Dulu, buku bukan sekadar tumpukan kertas yang bisa dibolak-balik sesuka hati. Dan buku bukan sekedar ditata rapi dan dipajang indah, sebagai perhiasan di ruang tamu. Ia adalah perbendaharaan ilmu, pelita yang menerangi kegelapan zaman. Saking berharganya, para ulama, ilmuan dan pemilik perpustakaan meletakkan kitab-kitab mereka di tempat khusus, bahkan mengikatnya dengan rantai besi takut dicuri.
الكتب عند الغربيين كانت تربط بسلاسل مع الخزانة خوف سرقتها
Di perpustakaan-perpustakaan Islam kuno, atau bahkan di Eropa abad pertengahan, pemandangan itu lazim: deretan kitab berjajar di rak, tetapi tidak bebas disentuh. Setiap buku terikat pada rantai panjang yang membatasi geraknya, seakan-akan ingin berpesan, “Ambillah aku untuk belajar, tetapi jangan pernah bawa aku pergi. Aku milik semua pencari ilmu, bukan hanya satu orang.”
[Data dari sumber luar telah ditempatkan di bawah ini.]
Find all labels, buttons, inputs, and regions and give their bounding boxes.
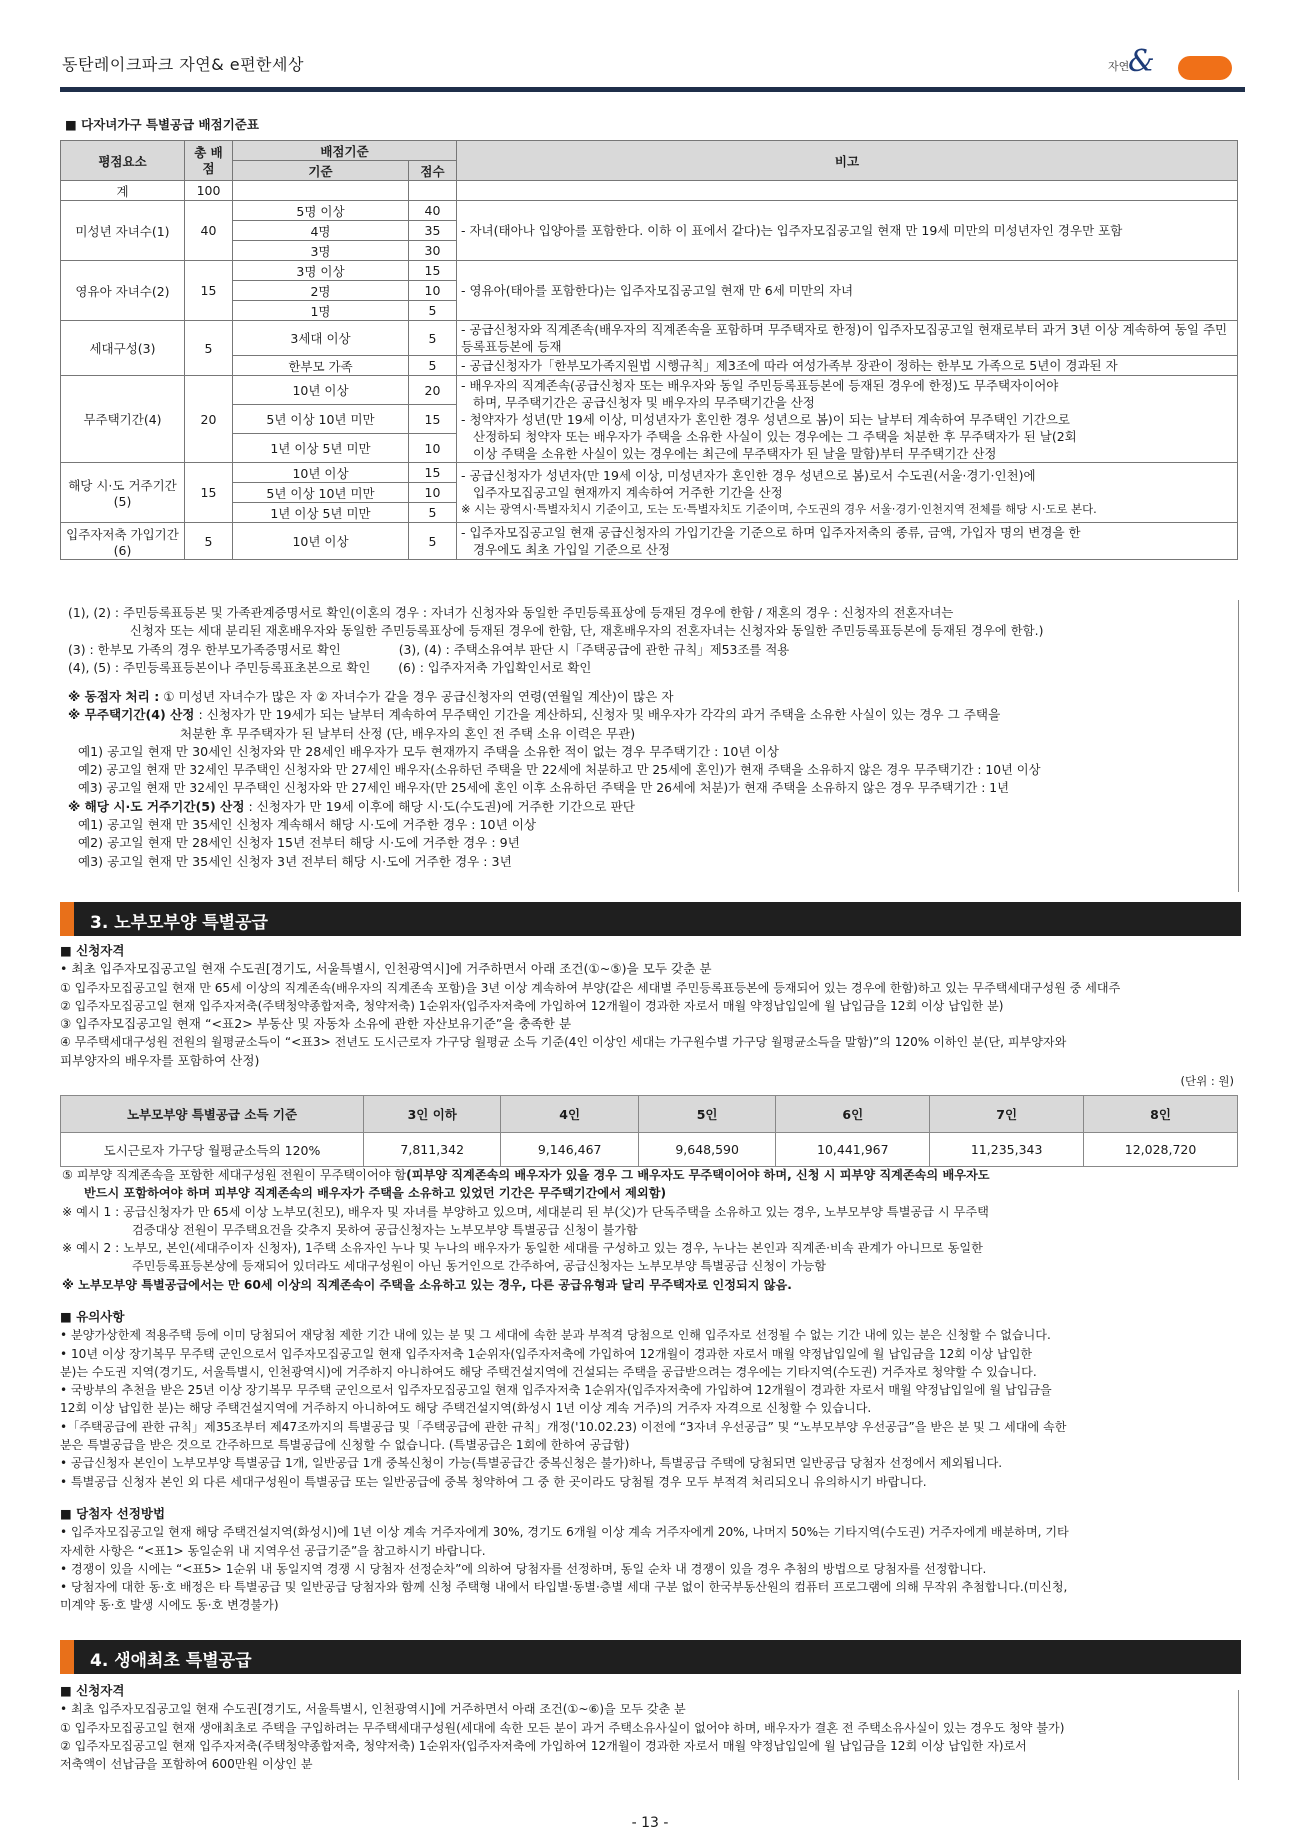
caution-line: 분은 특별공급을 받은 것으로 간주하므로 특별공급에 신청할 수 없습니다. (특별공급은 1회에 한하여 공급함)	[60, 1438, 630, 1453]
rule-text: ① 미성년 자녀수가 많은 자 ② 자녀수가 같을 경우 공급신청자의 연령(연월일 계산)이 많은 자	[159, 689, 674, 704]
footnote-part: (3), (4) : 주택소유여부 판단 시「주택공급에 관한 규칙」제53조를 적용	[398, 641, 790, 657]
section-accent	[60, 1640, 74, 1674]
income-header: 6인	[776, 1096, 930, 1133]
item-label: 입주자저축 가입기간(6)	[61, 523, 185, 560]
criteria-cell: 한부모 가족	[233, 356, 409, 376]
scoring-table	[60, 140, 1238, 560]
note-cell	[457, 523, 1238, 560]
caution-line: • 분양가상한제 적용주택 등에 이미 당첨되어 재당첨 제한 기간 내에 있는 분 및 그 세대에 속한 분과 부적격 당첨으로 인해 입주자로 선정될 수 없는 기간 내에 있는 분은 신청할 수 없습니다.	[60, 1328, 1051, 1343]
footnote-line	[68, 659, 1248, 677]
income-cell: 7,811,342	[364, 1133, 501, 1167]
income-header: 4인	[501, 1096, 638, 1133]
note-cell	[457, 376, 1238, 463]
example-line: 예3) 공고일 현재 만 35세인 신청자 3년 전부터 해당 시·도에 거주한 경우 : 3년	[78, 853, 512, 869]
rule-text: : 신청자가 만 19세가 되는 날부터 계속하여 무주택인 기간을 계산하되, 신청자 및 배우자가 각각의 과거 주택을 소유한 사실이 있는 경우 그 주택을	[194, 707, 1001, 723]
example-line: 예3) 공고일 현재 만 32세인 무주택인 신청자와 만 27세인 배우자(만 25세에 혼인 이후 소유하던 주택을 만 26세에 처분)가 현재 주택을 소유하지 않은 경우 무주택기간 : 1년	[78, 781, 1009, 796]
selection-line: • 경쟁이 있을 시에는 “<표5> 1순위 내 동일지역 경쟁 시 당첨자 선정순차”에 의하여 당첨자를 선정하며, 동일 순차 내 경쟁이 있을 경우 추첨의 방법으로 당첨자를 선정합니다.	[60, 1561, 987, 1576]
eligibility-line: ③ 입주자모집공고일 현재 “<표2> 부동산 및 자동차 소유에 관한 자산보유기준”을 충족한 분	[60, 1016, 572, 1032]
unit-label: (단위 : 원)	[1180, 1074, 1234, 1088]
income-cell: 10,441,967	[776, 1133, 930, 1167]
note-line: 하며, 무주택기간은 공급신청자 및 배우자의 무주택기간을 산정	[473, 394, 815, 410]
table-row	[61, 356, 1238, 376]
income-header: 7인	[930, 1096, 1084, 1133]
rule-text: : 신청자가 만 19세 이후에 해당 시·도(수도권)에 거주한 기간으로 판단	[244, 798, 635, 814]
item-total: 5	[185, 321, 233, 376]
income-cell: 도시근로자 가구당 월평균소득의 120%	[61, 1133, 364, 1167]
col-criteria: 기준	[233, 161, 409, 181]
right-rule	[1238, 1690, 1239, 1780]
score-cell: 5	[409, 321, 457, 356]
example-line: ※ 예시 1 : 공급신청자가 만 65세 이상 노부모(친모), 배우자 및 자녀를 부양하고 있으며, 세대분리 된 부(父)가 단독주택을 소유하고 있는 경우, 노부모부양 특별공급 시 무주택	[62, 1204, 989, 1219]
caution-line: • 특별공급 신청자 본인 외 다른 세대구성원이 특별공급 또는 일반공급에 중복 청약하여 그 중 한 곳이라도 당첨될 경우 모두 부적격 처리되오니 유의하시기 바랍니다.	[60, 1474, 927, 1489]
criteria-cell: 10년 이상	[233, 463, 409, 483]
criteria-cell: 1년 이상 5년 미만	[233, 503, 409, 523]
income-table	[60, 1095, 1238, 1167]
section3-condition5	[62, 1166, 1242, 1294]
note-cell: - 공급신청자와 직계존속(배우자의 직계존속을 포함하며 무주택자로 한정)이 입주자모집공고일 현재로부터 과거 3년 이상 계속하여 동일 주민등록표등본에 등재	[457, 321, 1238, 356]
eligibility-line: • 최초 입주자모집공고일 현재 수도권[경기도, 서울특별시, 인천광역시]에 거주하면서 아래 조건(①~⑤)을 모두 갖춘 분	[60, 961, 712, 977]
selection-line: 미계약 동·호 발생 시에도 동·호 변경불가)	[60, 1598, 279, 1613]
brand-logo-ampersand: &	[1128, 44, 1155, 79]
item-label: 세대구성(3)	[61, 321, 185, 376]
criteria-cell: 10년 이상	[233, 523, 409, 560]
item-total: 5	[185, 523, 233, 560]
rule-line	[68, 688, 1248, 706]
section-accent	[60, 902, 74, 936]
note-line: 입주자모집공고일 현재까지 계속하여 거주한 기간을 산정	[473, 485, 783, 500]
condition-text-bold: (피부양 직계존속의 배우자가 있을 경우 그 배우자도 무주택이어야 하며, 신청 시 피부양 직계존속의 배우자도	[406, 1168, 990, 1182]
rule-label: ※ 동점자 처리 :	[68, 689, 160, 704]
note-cell: - 자녀(태아나 입양아를 포함한다. 이하 이 표에서 같다)는 입주자모집공고일 현재 만 19세 미만의 미성년자인 경우만 포함	[457, 201, 1238, 261]
income-cell: 9,146,467	[501, 1133, 638, 1167]
example-line: 예1) 공고일 현재 만 35세인 신청자 계속해서 해당 시·도에 거주한 경우 : 10년 이상	[78, 817, 537, 833]
table-row	[61, 523, 1238, 560]
note-line: 경우에도 최초 가입일 기준으로 산정	[473, 542, 671, 557]
footnote-line: 신청자 또는 세대 분리된 재혼배우자와 동일한 주민등록표상에 등재된 경우에 한함, 단, 재혼배우자의 전혼자녀는 신청자와 동일한 주민등록표등본에 등재된 경우에 한함.)	[130, 623, 1044, 639]
item-label: 영유아 자녀수(2)	[61, 261, 185, 321]
table-header-row	[61, 1096, 1238, 1133]
condition-text: ⑤ 피부양 직계존속을 포함한 세대구성원 전원이 무주택이어야 함	[62, 1168, 407, 1182]
criteria-cell: 5년 이상 10년 미만	[233, 405, 409, 434]
table-row	[61, 376, 1238, 405]
rule-label: ※ 해당 시·도 거주기간(5) 산정	[68, 798, 245, 814]
note-line: - 공급신청자가 성년자(만 19세 이상, 미성년자가 혼인한 경우 성년으로 봄)로서 수도권(서울·경기·인천)에	[461, 468, 1036, 483]
section3-cautions	[60, 1308, 1240, 1491]
table1-heading: ■ 다자녀가구 특별공급 배점기준표	[65, 117, 259, 132]
score-cell: 5	[409, 301, 457, 321]
selection-line: • 당첨자에 대한 동·호 배정은 타 특별공급 및 일반공급 당첨자와 함께 신청 주택형 내에서 타입별·동별·층별 세대 구분 없이 한국부동산원의 컴퓨터 프로그램에 의해 무작위 추첨합니다.(미신청,	[60, 1580, 1068, 1595]
selection-line: • 입주자모집공고일 현재 해당 주택건설지역(화성시)에 1년 이상 계속 거주자에게 30%, 경기도 6개월 이상 계속 거주자에게 20%, 나머지 50%는 기타지역(수도권) 거주자에게 배분하며, 기타	[60, 1525, 1069, 1540]
caution-line: •「주택공급에 관한 규칙」제35조부터 제47조까지의 특별공급 및「주택공급에 관한 규칙」개정('10.02.23) 이전에 “3자녀 우선공급” 및 “노부모부양 우선공급”을 받은 분 및 그 세대에 속한	[60, 1419, 1067, 1434]
example-line: 예2) 공고일 현재 만 32세인 무주택인 신청자와 만 27세인 배우자(소유하던 주택을 만 22세에 처분하고 만 25세에 혼인)가 현재 주택을 소유하지 않은 경우 무주택기간 : 10년 이상	[78, 763, 1041, 778]
condition-line: 반드시 포함하여야 하며 피부양 직계존속의 배우자가 주택을 소유하고 있었던 기간은 무주택기간에서 제외함)	[84, 1186, 667, 1201]
example-line: 검증대상 전원이 무주택요건을 갖추지 못하여 공급신청자는 노부모부양 특별공급 신청이 불가함	[132, 1222, 638, 1237]
eligibility-line: ① 입주자모집공고일 현재 생애최초로 주택을 구입하려는 무주택세대구성원(세대에 속한 모든 분이 과거 주택소유사실이 없어야 하며, 배우자가 결혼 전 주택소유사실이 있는 경우도 청약 불가)	[60, 1720, 1065, 1735]
table-row	[61, 261, 1238, 281]
page-number: - 13 -	[631, 1815, 669, 1831]
score-cell: 5	[409, 523, 457, 560]
table-row	[61, 463, 1238, 483]
footnote-line: (1), (2) : 주민등록표등본 및 가족관계증명서로 확인(이혼의 경우 : 자녀가 신청자와 동일한 주민등록표상에 등재된 경우에 한함 / 재혼의 경우 : 신청자의 전혼자녀는	[68, 605, 954, 620]
brand-logo-mark	[1178, 56, 1232, 80]
total-label: 계	[61, 181, 185, 201]
eligibility-line: 저축액이 선납금을 포함하여 600만원 이상인 분	[60, 1757, 313, 1772]
caution-line: 12회 이상 납입한 분)는 해당 주택건설지역에 거주하지 아니하여도 해당 주택건설지역(화성시 1년 이상 계속 거주)의 거주자 자격으로 신청할 수 있습니다.	[60, 1401, 872, 1416]
eligibility-line: ② 입주자모집공고일 현재 입주자저축(주택청약종합저축, 청약저축) 1순위자(입주자저축에 가입하여 12개월이 경과한 자로서 매월 약정납입일에 월 납입금을 12회 이상 납입한 분)	[60, 998, 1004, 1013]
income-header: 5인	[638, 1096, 775, 1133]
eligibility-line: 피부양자의 배우자를 포함하여 산정)	[60, 1052, 260, 1068]
section4-banner	[60, 1640, 1241, 1674]
section4-title: 4. 생애최초 특별공급	[90, 1651, 252, 1671]
eligibility-line: ② 입주자모집공고일 현재 입주자저축(주택청약종합저축, 청약저축) 1순위자(입주자저축에 가입하여 12개월이 경과한 자로서 매월 약정납입일에 월 납입금을 12회 이상 납입한 자)로서	[60, 1738, 1027, 1753]
criteria-cell: 3명	[233, 241, 409, 261]
eligibility-line: ④ 무주택세대구성원 전원의 월평균소득이 “<표3> 전년도 도시근로자 가구당 월평균 소득 기준(4인 이상인 세대는 가구원수별 가구당 월평균소득을 말함)”의 120% 이하인 분(단, 피부양자와	[60, 1035, 1067, 1050]
eligibility-heading: ■ 신청자격	[60, 943, 125, 958]
note-cell: - 영유아(태아를 포함한다)는 입주자모집공고일 현재 만 6세 미만의 자녀	[457, 261, 1238, 321]
selection-heading: ■ 당첨자 선정방법	[60, 1506, 166, 1521]
score-cell: 30	[409, 241, 457, 261]
footnote-part: (4), (5) : 주민등록표등본이나 주민등록표초본으로 확인	[68, 659, 371, 675]
criteria-cell: 5명 이상	[233, 201, 409, 221]
condition-line	[62, 1166, 1242, 1184]
criteria-cell: 10년 이상	[233, 376, 409, 405]
item-total: 15	[185, 261, 233, 321]
item-label: 무주택기간(4)	[61, 376, 185, 463]
score-cell: 35	[409, 221, 457, 241]
note-cell: - 공급신청자가「한부모가족지원법 시행규칙」제3조에 따라 여성가족부 장관이 정하는 한부모 가족으로 5년이 경과된 자	[457, 356, 1238, 376]
section3-title: 3. 노부모부양 특별공급	[90, 913, 268, 933]
note-line: - 청약자가 성년(만 19세 이상, 미성년자가 혼인한 경우 성년으로 봄)이 되는 날부터 계속하여 무주택인 기간으로	[461, 411, 1070, 427]
income-cell: 11,235,343	[930, 1133, 1084, 1167]
criteria-cell: 3명 이상	[233, 261, 409, 281]
col-item: 평점요소	[61, 141, 185, 181]
caution-line: • 10년 이상 장기복무 무주택 군인으로서 입주자모집공고일 현재 입주자저축 1순위자(입주자저축에 가입하여 12개월이 경과한 자로서 매월 약정납입일에 월 납입금을 12회 이상 납입한	[60, 1346, 1033, 1361]
example-line: 예1) 공고일 현재 만 30세인 신청자와 만 28세인 배우자가 모두 현재까지 주택을 소유한 적이 없는 경우 무주택기간 : 10년 이상	[78, 743, 779, 759]
total-value: 100	[185, 181, 233, 201]
table-row	[61, 201, 1238, 221]
criteria-cell: 1명	[233, 301, 409, 321]
rule-label: ※ 무주택기간(4) 산정	[68, 707, 195, 723]
table-row	[61, 181, 1238, 201]
score-cell: 15	[409, 405, 457, 434]
score-cell: 15	[409, 261, 457, 281]
col-score: 점수	[409, 161, 457, 181]
score-cell: 5	[409, 356, 457, 376]
note-line: - 배우자의 직계존속(공급신청자 또는 배우자와 동일 주민등록표등본에 등재된 경우에 한정)도 무주택자이어야	[461, 377, 1059, 393]
table-row	[61, 321, 1238, 356]
caution-line: • 공급신청자 본인이 노부모부양 특별공급 1개, 일반공급 1개 중복신청이 가능(특별공급간 중복신청은 불가)하나, 특별공급 주택에 당첨되면 일반공급 당첨자 선정에서 제외됩니다.	[60, 1456, 1003, 1471]
criteria-cell: 5년 이상 10년 미만	[233, 483, 409, 503]
section3-banner	[60, 902, 1241, 936]
col-criteria-group: 배점기준	[233, 141, 457, 161]
income-header: 8인	[1084, 1096, 1238, 1133]
section3-selection	[60, 1505, 1240, 1615]
footnote-line	[68, 641, 1248, 659]
section3-eligibility	[60, 942, 1240, 1070]
eligibility-line: ① 입주자모집공고일 현재 만 65세 이상의 직계존속(배우자의 직계존속 포함)을 3년 이상 계속하여 부양(같은 세대별 주민등록표등본에 등재되어 있는 경우에 한함)하고 있는 무주택세대구성원 중 세대주	[60, 980, 1121, 995]
footnote-part: (6) : 입주자저축 가입확인서로 확인	[398, 659, 592, 675]
income-cell: 12,028,720	[1084, 1133, 1238, 1167]
col-note: 비고	[457, 141, 1238, 181]
income-header: 노부모부양 특별공급 소득 기준	[61, 1096, 364, 1133]
item-label: 미성년 자녀수(1)	[61, 201, 185, 261]
score-cell: 20	[409, 376, 457, 405]
criteria-cell: 3세대 이상	[233, 321, 409, 356]
example-line: 예2) 공고일 현재 만 28세인 신청자 15년 전부터 해당 시·도에 거주한 경우 : 9년	[78, 835, 520, 851]
col-total: 총 배점	[185, 141, 233, 181]
table-row	[61, 1133, 1238, 1167]
score-cell: 5	[409, 503, 457, 523]
note-line: 이상 주택을 소유한 사실이 있는 경우에는 최근에 무주택자가 된 날을 말함)부터 무주택기간 산정	[473, 445, 997, 461]
rule-line: 처분한 후 무주택자가 된 날부터 산정 (단, 배우자의 혼인 전 주택 소유 이력은 무관)	[180, 725, 636, 741]
rule-line	[68, 798, 1248, 816]
table1-footnotes	[68, 604, 1248, 677]
right-rule	[1238, 600, 1239, 892]
bold-notice: ※ 노부모부양 특별공급에서는 만 60세 이상의 직계존속이 주택을 소유하고 있는 경우, 다른 공급유형과 달리 무주택자로 인정되지 않음.	[62, 1277, 792, 1292]
eligibility-heading: ■ 신청자격	[60, 1683, 125, 1698]
rule-line	[68, 706, 1248, 724]
header-rule	[60, 87, 1245, 92]
footnote-part: (3) : 한부모 가족의 경우 한부모가족증명서로 확인	[68, 641, 341, 657]
income-cell: 9,648,590	[638, 1133, 775, 1167]
item-total: 20	[185, 376, 233, 463]
note-line: 산정하되 청약자 또는 배우자가 주택을 소유한 사실이 있는 경우에는 그 주택을 처분한 후 무주택자가 된 날(2회	[473, 428, 1077, 444]
selection-line: 자세한 사항은 “<표1> 동일순위 내 지역우선 공급기준”을 참고하시기 바랍니다.	[60, 1543, 486, 1558]
caution-heading: ■ 유의사항	[60, 1309, 125, 1324]
score-cell: 10	[409, 483, 457, 503]
score-cell: 10	[409, 434, 457, 463]
caution-line: • 국방부의 추천을 받은 25년 이상 장기복무 무주택 군인으로서 입주자모집공고일 현재 입주자저축 1순위자(입주자저축에 가입하여 12개월이 경과한 자로서 매월 약정납입일에 월 납입금을	[60, 1383, 1052, 1398]
document-header-title: 동탄레이크파크 자연& e편한세상	[62, 55, 304, 74]
section4-eligibility	[60, 1682, 1240, 1773]
criteria-cell: 1년 이상 5년 미만	[233, 434, 409, 463]
criteria-cell: 4명	[233, 221, 409, 241]
score-cell: 10	[409, 281, 457, 301]
example-line: ※ 예시 2 : 노부모, 본인(세대주이자 신청자), 1주택 소유자인 누나 및 누나의 배우자가 동일한 세대를 구성하고 있는 경우, 누나는 본인과 직계존·비속 관계가 아니므로 동일한	[62, 1241, 983, 1256]
criteria-cell: 2명	[233, 281, 409, 301]
item-label: 해당 시·도 거주기간(5)	[61, 463, 185, 523]
caution-line: 분)는 수도권 지역(경기도, 서울특별시, 인천광역시)에 거주하지 아니하여도 해당 주택건설지역에 건설되는 주택을 공급받으려는 경우에는 기타지역(수도권) 거주자로 청약할 수 있습니다.	[60, 1364, 1037, 1379]
note-cell	[457, 463, 1238, 523]
note-line: - 입주자모집공고일 현재 공급신청자의 가입기간을 기준으로 하며 입주자저축의 종류, 금액, 가입자 명의 변경을 한	[461, 525, 1081, 540]
score-cell: 15	[409, 463, 457, 483]
item-total: 40	[185, 201, 233, 261]
example-line: 주민등록표등본상에 등재되어 있더라도 세대구성원이 아닌 동거인으로 간주하여, 공급신청자는 노부모부양 특별공급 신청이 가능함	[132, 1259, 827, 1274]
scoring-rules	[68, 688, 1248, 871]
note-line: ※ 시는 광역시·특별자치시 기준이고, 도는 도·특별자치도 기준이며, 수도권의 경우 서울·경기·인천지역 전체를 해당 시·도로 본다.	[461, 502, 1097, 516]
eligibility-line: • 최초 입주자모집공고일 현재 수도권[경기도, 서울특별시, 인천광역시]에 거주하면서 아래 조건(①~⑥)을 모두 갖춘 분	[60, 1702, 686, 1717]
income-header: 3인 이하	[364, 1096, 501, 1133]
brand-logo-text: 자연	[1108, 60, 1130, 73]
score-cell: 40	[409, 201, 457, 221]
item-total: 15	[185, 463, 233, 523]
Bayangkan, betapa mulianya pandangan terhadap buku kala itu. Mereka dianggap pusaka, dijaga dengan penuh wibawa, dan diperlakukan seakan-akan lebih berharga daripada emas. Sebab emas hanya memperkaya dunia, tetapi ilmu memperkaya jiwa.
Tradisi pengikatan dengan rantai ini lahir bukan karena ketidakpercayaan kepada manusia, melainkan karena keyakinan bahwa buku terlalu agung untuk hilang sia-sia. Maka, rantai itu bukan sekadar besi, tetapi simbol cinta dan takut: cinta kepada ilmu agar tetap lestari, dan takut bila ia hilang, maka lenyaplah cahaya bagi generasi.
Hari ini, kita mungkin tidak lagi menemukan buku terikat rantai di rak-rak perpustakaan. Tapi “rantai” itu tetap ada ia adalah tanggung jawab moral kita menjaga, menghormati, dan merawat buku, agar ilmu di dalamnya terus bersemi, tidak dicuri oleh kelalaian dan tidak hilang ditelan zaman.